Limited Vocabulary

Everyone does it. You do it, I do it, and all of the people that you meet, know, and interact with every day do it. We cling to little words and phrases, cadence and pronunciation, that differentiate the ways that we talk from those around us. I’m not a linguist and I haven’t explored this phenomenon in great detail, but I do know that a significant portion of the reasoning behind these natural differences stems from the individual, familial, and cultural backgrounds that each of us have.

People from a particular place or region may speak the same dialect; but, dialect isn’t what we’re talking about here. We’re just talking about subtle repetition of certain phrases or words that seem to congregate through certain people or groups of people. (It’s like dialect, but on a smaller scale. It’s possible, for example, for this particular phenomenon to exist between a family, a town, or simply an individual.)

In and of itself, this phenomenon is interesting but not immediately important to the worlds of design and marketing. If, however, you can develop a way to discover and target your message or product to these specific groups of individuals in a language that sounds, feels, and breathes like their own, you may be able to establish an unconscious link between your product and your customers.

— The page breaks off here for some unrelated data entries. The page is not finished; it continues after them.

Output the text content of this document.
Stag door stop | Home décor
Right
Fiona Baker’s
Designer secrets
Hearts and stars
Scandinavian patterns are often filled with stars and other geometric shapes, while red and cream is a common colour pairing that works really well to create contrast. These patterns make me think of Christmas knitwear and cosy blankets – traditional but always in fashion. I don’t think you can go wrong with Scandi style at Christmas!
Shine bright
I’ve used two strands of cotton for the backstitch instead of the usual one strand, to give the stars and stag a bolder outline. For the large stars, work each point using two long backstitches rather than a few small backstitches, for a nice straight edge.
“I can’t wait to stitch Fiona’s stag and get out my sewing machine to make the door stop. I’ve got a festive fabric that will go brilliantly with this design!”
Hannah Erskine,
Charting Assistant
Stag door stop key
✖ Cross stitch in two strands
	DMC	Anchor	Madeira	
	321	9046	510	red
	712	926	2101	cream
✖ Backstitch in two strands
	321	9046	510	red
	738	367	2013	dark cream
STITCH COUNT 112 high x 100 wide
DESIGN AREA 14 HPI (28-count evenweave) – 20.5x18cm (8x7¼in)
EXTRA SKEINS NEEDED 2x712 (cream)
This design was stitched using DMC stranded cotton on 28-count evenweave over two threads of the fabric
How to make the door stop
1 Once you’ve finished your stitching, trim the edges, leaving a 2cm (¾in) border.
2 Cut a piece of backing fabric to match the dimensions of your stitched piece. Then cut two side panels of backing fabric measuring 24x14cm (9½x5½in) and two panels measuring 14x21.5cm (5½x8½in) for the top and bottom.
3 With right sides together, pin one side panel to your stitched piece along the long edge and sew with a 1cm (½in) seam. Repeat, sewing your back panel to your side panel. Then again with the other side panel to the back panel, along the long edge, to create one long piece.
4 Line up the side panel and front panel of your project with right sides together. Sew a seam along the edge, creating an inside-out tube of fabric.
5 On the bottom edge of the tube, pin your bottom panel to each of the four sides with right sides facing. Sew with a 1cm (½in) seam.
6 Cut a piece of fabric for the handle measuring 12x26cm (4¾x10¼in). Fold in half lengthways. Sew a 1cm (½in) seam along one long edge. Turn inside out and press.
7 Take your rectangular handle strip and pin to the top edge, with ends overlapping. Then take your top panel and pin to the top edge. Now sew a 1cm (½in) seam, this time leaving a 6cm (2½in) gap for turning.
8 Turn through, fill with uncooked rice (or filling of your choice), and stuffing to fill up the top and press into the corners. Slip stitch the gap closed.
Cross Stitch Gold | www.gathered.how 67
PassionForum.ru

All the demographic research in the world won’t help you reach a customer if he or she can’t relate (on several levels) to where you’re coming from. Especially in an age in which advertising is literally injected into every minute of every day, it’s harder than ever to get someone to buy whatever it is that you’re selling.

But, by finding a way to make your idea, product, organization, or service sound and feel as though it’s part of your customers world, in effect it is. And, if it is, you’ve just won half of the battle.